THE Trades Union Congress (TUC) says Ghana’s experience in poverty alleviation has confirmed the direct correlation between constitutional multi-party democracy and improved living conditions.
Speaking at a public lecture in Accra, the Deputy Secretary-General of the TUC, Dr Yaw Baah, stated that since the restoration of constitutional democracy and the multi-party system of governance in the country in 1992, the living standards of Ghanaians had improved progressively.
He explained that at the moment, less than six million Ghanaians lived below the poverty line of GH¢208 per annum and attributed the gains being made in poverty reduction to the democratic process.
Dr Baah was speaking at the 10th annual Constitution Week of the National Commission on Civic Education (NCCE) on the theme, “Poverty — A Threat to Constitutionalism and Multiparty Democracy in Ghana”.
He said the multi-party system of government engendered competition among political parties and compelled politicians to excel, which led to an increase in wealth creation.
He said it also created opportunities for education and employment and called for greater focus on education and employment for the total eradication of poverty in the country.
Another speaker, Mr Kofi Bentum Quantson, who is a security expert, called on governments to focus on the survival, safety and well-being of the population to reduce poverty and ensure that people participated in decision-making.
He said poverty was a threat to national security because “if the people are allowed to wallow in poverty, they will become apathetic to government programmes and projects which are meant to serve them”.
Mr Quantson said the resultant effect was political destabilisation because poor people usually lacked the security consciousness for their own survival.
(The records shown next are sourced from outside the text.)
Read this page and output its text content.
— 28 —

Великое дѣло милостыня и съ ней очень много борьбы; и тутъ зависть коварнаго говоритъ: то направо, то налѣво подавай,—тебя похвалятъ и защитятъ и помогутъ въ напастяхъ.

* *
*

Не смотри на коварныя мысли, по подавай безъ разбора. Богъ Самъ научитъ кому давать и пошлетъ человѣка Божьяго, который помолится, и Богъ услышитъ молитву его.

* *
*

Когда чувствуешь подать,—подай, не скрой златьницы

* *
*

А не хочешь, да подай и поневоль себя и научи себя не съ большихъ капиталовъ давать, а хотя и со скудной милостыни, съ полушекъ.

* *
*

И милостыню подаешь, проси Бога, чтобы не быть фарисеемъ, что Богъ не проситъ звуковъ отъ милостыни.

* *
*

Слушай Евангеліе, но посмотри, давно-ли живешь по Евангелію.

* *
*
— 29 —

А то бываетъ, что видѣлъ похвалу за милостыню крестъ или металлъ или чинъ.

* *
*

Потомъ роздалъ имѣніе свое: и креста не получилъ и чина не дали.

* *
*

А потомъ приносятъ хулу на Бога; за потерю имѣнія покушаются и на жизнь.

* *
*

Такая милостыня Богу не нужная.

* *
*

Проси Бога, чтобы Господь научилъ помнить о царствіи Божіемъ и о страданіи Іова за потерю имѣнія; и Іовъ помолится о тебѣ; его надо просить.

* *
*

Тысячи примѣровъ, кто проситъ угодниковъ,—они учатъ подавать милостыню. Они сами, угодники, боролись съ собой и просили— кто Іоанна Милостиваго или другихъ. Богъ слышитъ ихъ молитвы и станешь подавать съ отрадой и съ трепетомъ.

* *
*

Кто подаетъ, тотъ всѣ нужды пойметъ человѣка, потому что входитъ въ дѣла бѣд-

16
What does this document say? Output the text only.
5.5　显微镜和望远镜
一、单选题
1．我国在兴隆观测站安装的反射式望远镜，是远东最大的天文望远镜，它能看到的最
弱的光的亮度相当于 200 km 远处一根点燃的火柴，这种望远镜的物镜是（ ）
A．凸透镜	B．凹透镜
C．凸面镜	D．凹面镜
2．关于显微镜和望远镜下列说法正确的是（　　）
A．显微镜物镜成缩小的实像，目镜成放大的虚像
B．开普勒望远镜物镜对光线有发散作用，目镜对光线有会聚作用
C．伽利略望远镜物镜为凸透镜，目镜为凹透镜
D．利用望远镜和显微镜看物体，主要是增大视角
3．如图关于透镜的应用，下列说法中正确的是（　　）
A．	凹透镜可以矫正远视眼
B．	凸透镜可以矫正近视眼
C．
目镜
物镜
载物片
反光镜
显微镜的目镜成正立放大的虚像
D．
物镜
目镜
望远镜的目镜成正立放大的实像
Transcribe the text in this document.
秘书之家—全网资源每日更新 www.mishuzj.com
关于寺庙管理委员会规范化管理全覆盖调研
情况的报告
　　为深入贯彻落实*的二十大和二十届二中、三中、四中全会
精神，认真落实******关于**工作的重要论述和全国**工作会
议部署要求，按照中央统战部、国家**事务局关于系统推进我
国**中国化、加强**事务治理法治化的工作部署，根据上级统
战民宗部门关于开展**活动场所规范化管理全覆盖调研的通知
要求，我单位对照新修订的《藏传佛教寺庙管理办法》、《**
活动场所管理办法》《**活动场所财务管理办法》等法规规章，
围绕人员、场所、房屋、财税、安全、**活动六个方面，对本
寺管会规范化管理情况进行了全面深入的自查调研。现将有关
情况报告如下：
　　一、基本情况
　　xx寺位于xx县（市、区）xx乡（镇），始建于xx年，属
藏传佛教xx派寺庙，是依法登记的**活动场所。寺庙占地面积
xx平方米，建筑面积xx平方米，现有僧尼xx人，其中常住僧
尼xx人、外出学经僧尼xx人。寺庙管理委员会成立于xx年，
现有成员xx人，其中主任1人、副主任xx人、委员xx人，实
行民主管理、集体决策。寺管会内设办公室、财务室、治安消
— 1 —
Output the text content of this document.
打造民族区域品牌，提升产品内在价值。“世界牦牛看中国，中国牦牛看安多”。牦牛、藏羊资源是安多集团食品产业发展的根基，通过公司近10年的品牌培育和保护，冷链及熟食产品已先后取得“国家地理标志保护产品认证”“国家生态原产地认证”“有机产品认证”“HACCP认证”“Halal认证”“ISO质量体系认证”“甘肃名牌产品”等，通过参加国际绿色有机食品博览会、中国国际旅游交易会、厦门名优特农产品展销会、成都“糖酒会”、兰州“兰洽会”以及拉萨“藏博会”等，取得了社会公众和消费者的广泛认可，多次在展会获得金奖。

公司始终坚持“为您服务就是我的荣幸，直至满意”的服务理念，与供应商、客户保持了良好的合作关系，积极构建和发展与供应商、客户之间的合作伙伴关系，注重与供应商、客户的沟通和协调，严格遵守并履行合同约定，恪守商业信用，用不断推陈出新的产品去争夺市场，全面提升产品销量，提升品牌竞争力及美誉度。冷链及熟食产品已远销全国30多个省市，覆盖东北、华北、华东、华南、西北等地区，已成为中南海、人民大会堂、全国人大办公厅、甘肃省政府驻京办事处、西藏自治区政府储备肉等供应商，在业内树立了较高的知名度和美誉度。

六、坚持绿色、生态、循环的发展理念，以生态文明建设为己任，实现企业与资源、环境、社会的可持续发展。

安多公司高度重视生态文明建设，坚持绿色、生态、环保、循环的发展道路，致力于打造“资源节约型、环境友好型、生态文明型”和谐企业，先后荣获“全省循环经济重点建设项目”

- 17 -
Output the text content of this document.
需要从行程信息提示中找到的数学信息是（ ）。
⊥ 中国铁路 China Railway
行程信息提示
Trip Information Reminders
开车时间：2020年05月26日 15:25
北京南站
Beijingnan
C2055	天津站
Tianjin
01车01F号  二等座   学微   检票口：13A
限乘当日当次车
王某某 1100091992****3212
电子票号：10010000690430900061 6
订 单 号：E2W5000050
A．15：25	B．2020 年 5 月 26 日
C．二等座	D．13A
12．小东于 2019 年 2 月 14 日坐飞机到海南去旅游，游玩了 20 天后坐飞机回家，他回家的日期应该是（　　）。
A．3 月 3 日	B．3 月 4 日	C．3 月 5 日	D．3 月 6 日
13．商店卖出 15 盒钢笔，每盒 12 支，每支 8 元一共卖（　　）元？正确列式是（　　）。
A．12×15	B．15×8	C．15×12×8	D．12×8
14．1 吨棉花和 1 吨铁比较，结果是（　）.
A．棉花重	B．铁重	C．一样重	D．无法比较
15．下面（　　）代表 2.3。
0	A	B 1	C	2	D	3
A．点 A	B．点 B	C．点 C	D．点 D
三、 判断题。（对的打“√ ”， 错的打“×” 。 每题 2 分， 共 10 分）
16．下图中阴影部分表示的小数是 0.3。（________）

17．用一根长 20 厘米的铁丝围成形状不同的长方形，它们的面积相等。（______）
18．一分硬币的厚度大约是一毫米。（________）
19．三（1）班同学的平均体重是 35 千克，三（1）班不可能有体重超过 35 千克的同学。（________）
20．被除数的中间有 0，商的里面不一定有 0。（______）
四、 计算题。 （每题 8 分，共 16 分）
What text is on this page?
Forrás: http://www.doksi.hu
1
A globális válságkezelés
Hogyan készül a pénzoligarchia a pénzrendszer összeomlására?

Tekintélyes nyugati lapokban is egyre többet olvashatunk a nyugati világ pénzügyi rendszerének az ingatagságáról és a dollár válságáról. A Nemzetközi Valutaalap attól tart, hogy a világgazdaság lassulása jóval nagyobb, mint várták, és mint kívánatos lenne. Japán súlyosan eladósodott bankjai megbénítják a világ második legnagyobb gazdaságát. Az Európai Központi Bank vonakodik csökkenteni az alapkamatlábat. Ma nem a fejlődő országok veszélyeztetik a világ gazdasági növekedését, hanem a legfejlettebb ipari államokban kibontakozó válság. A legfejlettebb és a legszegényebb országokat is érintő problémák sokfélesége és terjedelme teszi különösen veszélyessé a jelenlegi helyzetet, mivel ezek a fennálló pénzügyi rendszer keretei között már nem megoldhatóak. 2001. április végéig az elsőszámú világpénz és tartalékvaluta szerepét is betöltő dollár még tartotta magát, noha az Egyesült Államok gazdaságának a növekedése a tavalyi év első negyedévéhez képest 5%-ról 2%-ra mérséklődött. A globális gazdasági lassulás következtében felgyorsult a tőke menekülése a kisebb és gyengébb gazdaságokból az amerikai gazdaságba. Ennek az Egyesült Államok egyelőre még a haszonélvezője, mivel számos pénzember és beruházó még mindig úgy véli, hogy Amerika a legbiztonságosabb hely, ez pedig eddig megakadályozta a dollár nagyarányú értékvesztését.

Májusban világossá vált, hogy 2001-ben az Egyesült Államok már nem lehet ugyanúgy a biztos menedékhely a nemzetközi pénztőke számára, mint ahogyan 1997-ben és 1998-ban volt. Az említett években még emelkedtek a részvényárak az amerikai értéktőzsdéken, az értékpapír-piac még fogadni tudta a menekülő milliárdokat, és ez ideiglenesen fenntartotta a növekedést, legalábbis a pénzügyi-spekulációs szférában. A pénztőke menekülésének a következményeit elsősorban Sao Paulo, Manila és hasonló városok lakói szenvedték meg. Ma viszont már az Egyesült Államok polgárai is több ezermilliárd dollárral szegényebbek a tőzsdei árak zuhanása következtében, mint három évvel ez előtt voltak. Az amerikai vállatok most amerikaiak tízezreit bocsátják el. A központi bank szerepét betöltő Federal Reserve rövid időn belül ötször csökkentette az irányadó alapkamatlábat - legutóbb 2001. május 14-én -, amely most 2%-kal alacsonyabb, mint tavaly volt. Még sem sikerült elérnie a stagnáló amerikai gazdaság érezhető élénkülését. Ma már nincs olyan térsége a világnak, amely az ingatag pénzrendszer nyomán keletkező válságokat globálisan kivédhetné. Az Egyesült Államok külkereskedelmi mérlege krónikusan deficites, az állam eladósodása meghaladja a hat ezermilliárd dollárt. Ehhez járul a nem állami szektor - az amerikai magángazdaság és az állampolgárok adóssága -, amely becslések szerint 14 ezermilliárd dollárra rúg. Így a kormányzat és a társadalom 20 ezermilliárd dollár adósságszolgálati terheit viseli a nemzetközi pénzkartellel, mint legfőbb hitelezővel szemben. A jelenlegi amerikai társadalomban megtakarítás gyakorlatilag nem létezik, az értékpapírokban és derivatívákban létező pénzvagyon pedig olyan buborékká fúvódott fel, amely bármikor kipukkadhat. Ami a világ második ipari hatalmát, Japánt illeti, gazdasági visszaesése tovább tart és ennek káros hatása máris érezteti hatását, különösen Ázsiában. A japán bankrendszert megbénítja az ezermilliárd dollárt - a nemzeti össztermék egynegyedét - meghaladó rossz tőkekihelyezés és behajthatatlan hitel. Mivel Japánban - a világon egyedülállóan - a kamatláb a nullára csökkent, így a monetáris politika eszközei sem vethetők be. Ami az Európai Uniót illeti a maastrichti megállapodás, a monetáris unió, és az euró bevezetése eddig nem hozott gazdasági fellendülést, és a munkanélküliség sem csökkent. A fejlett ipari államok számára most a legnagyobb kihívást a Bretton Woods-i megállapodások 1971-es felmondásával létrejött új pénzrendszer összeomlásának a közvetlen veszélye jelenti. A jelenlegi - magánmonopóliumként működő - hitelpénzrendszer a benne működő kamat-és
Dr Vladimir Antwi-Danso of the University of Ghana said social, political and economic exclusion ought to be eliminated from the country’s body politic.
He explained that poverty ought to be tackled holistically, since any attempt to isolate the economic aspect without tackling the social and political exclusion of the poor could not achieve effective results.
He observed that an attempt to deal with the economic aspect separately would change the value system in the multi-party system from a system where ideas and strategies competed for the obsession with monetary and material gains.
Dr Antwi-Danso, therefore, called on the media to redirect their energies from the New Patriotic Party/ National Democratic Congress dichotomy to discussions on real development issues.
The Chairman of the National Development Planning Commission, Mr P.V. Obeng, who chaired the function, expressed concern over the magnetisation of politics in the country where the activities of foot soldiers, which used to be voluntary, were fast becoming a gold mine for party faithful and nobody seemed to care, since it reared its head in the previous administration and had reared its head again in the present administration.